Patiromer is made of small smooth spherical beads, about one-tenth of a millimeter in diameter—the size of a typical dust particle. When mixed with a few tablespoons of water and swallowed, these particles attach themselves to potassium ions in the lower part of the colon, where the concentration of free potassium is the highest. The potassium-packed beads are then excreted.
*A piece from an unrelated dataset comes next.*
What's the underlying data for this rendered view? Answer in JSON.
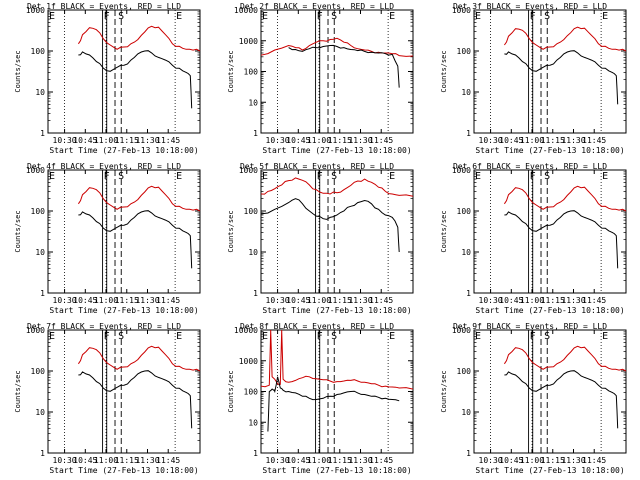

Hyperkalemia study design and results

The Phase 1 open-label, single-arm study evaluated the time to onset of the potassium-lowering action of Patiromer FOS in 25 CKD patients with moderate-to-severe hyperkalemia who were taking at least one RAAS inhibitor. It was conducted in inpatient clinical research units. Prior to starting treatment, patients were in the unit for 3 days on a strictly controlled low potassium and low sodium diet. Those with sustained hyperkalemia, despite the diet (baseline blood potassium levels >5.5 and <6.5 mEq/L), received 8.4 g of Patiromer FOS with morning and evening meals, a total of four doses over 48 hours, followed by a 7-day post-treatment follow-up period. The change from baseline in blood potassium levels was assessed at multiple time points during the 48-hour treatment period, including an initial assessment at 4 hours after the first dose and then every 2 to 4 hours.

Results showed:

• The mean baseline blood potassium level was 5.93 mEq/L.
• The study met its primary endpoint and showed a rapid and significant reduction in patients’ blood potassium levels at 7 hours after the first dose of Patiromer FOS (p=0.004) and at every following time point during the 48-hour treatment period (p ≤0.004 for hours 7 and 10; p <0.001 for hours 12-48) and for 24 hours after the last dose.
• A decrease in potassium levels that was first observed at four hours, the first evaluation time point.
• At 48 hours (14 hours after the last dose), mean blood potassium had fallen by 0.75 mEq/L (p<0.001), and more than 90%of patients had values ≤5.5 mEq/L.
• Over the entire treatment period, mean blood potassium levels continued to decrease, with no increase before the next dose or for 24 hours after the last dose.
• A significant increase in mean blood potassium was observed 4 and 7 days after the last dose of Patiromer FOS.
• Patiromer FOS was well tolerated. All 25 patients completed the study and no serious or severe adverse events were reported. The most common adverse events were mild constipation (in two patients) and mild hypotension (in two patients). No hypokalemia (serum potassium <3.5 mEq/L) or hypomagnesemia (<1.4 mg/dL) were observed.